What To Know About Proteins



Protein is very important to our bodies. It isn’t just for bodybuilders who use them to gain muscle mass. Those who are sick use them to rebuild damaged tissue and even in normal states, our body uses it for many different tasks. 

Protein is made of amino acids that are folded together. There are essential amino acids – those that our body cannot make, and non essential amino acids – those that our body can make. Proteins that are made up of all the essential amino acids are said to be complete while those that lack in one or more essential amino acid are incomplete. Complete protein comes from sources such as meat, eggs, cheese, dairy and soy. Incomplete proteins come mainly from vegetable sources with the one exception being soy.

The ideal source should be complete proteins. For most people that isn’t a problem. If you are worried about fat intake, try lean cuts of beef, chicken and turkey. For vegetarians whose main source comes from incomplete proteins, getting a variety of vegetables and whole grains throughout the day will ensure that all essential amino acids are consumed. Also, using soy protein (which is the only complete vegetable source of protein) is very beneficial. 

It’s important that you get protein with every meal. It stimulates glucagon, glucagon is what balances out the effect of glycogen. It also mobilizes fat from storage and utilizes it for energy. When you eat a meal without protein, your body does the opposite and stores it as fat aka stored energy.

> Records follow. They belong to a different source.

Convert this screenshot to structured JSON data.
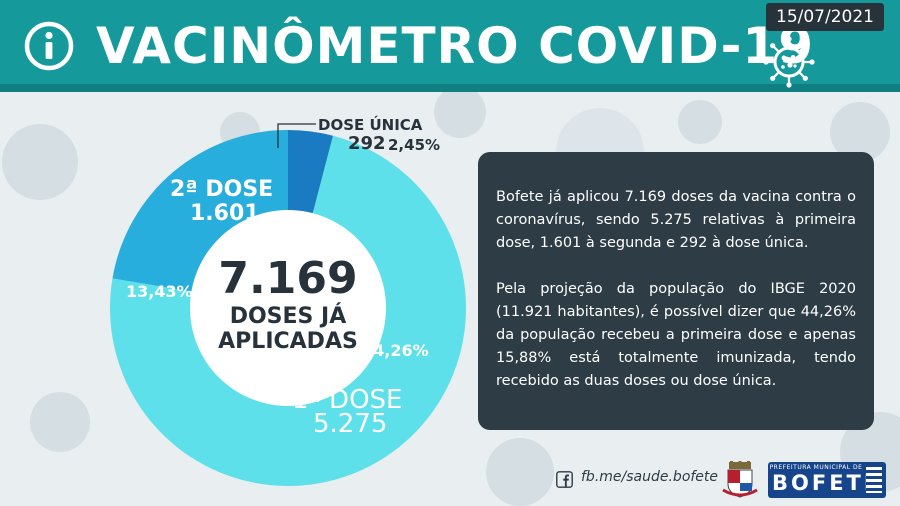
{
  "header": {
    "title": "VACINÔMETRO COVID-19",
    "date": "15/07/2021"
  },
  "chart_data": {
    "type": "pie",
    "categories": [
      "1ª DOSE",
      "2ª DOSE",
      "DOSE ÚNICA"
    ],
    "values": [
      5275,
      1601,
      292
    ],
    "counts_label": [
      "5.275",
      "1.601",
      "292"
    ],
    "percent_labels": [
      "44,26%",
      "13,43%",
      "2,45%"
    ],
    "colors": [
      "#5ee0ea",
      "#27aedd",
      "#1b7bc2"
    ],
    "center": {
      "total": "7.169",
      "line1": "DOSES JÁ",
      "line2": "APLICADAS"
    }
  },
  "info": {
    "paragraph1": "Bofete já aplicou 7.169 doses da vacina contra o coronavírus, sendo 5.275 relativas à primeira dose, 1.601 à segunda e 292 à dose única.",
    "paragraph2": "Pela projeção da população do IBGE 2020 (11.921 habitantes), é possível dizer que 44,26% da população recebeu a primeira dose e apenas 15,88% está totalmente imunizada, tendo recebido as duas doses ou dose única."
  },
  "footer": {
    "facebook": "fb.me/saude.bofete",
    "prefeitura_small": "PREFEITURA MUNICIPAL DE",
    "prefeitura_big": "BOFETE"
  },
  "icons": [
    "info-icon",
    "virus-icon",
    "facebook-icon",
    "city-crest-icon",
    "flag-icon"
  ]
}
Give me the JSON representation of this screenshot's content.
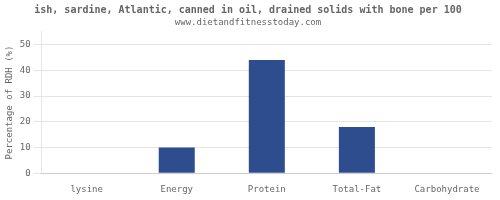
{
  "chart_data": {
    "type": "bar",
    "title": "ish, sardine, Atlantic, canned in oil, drained solids with bone per 100",
    "subtitle": "www.dietandfitnesstoday.com",
    "categories": [
      "lysine",
      "Energy",
      "Protein",
      "Total-Fat",
      "Carbohydrate"
    ],
    "values": [
      0,
      10,
      44,
      18,
      0
    ],
    "color": "#2e4d8e",
    "ylabel": "Percentage of RDH (%)",
    "ylim": [
      0,
      55
    ],
    "yticks": [
      0,
      10,
      20,
      30,
      40,
      50
    ],
    "grid": true
  }
}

Studies have shown that people who skip protein in meals were more fatigued throughout the day. There were more prone to higher levels of stress, depressed, and less physically fit. General guide lines are to get about 1/3 your body weight in protein per day. I would say that is on the lower, less active end. But to try to get around at least 20-35 grams depending on your weight and activity level per meal. With your snacks having half those numbers. So like 10-20 grams of protein even in your snacks.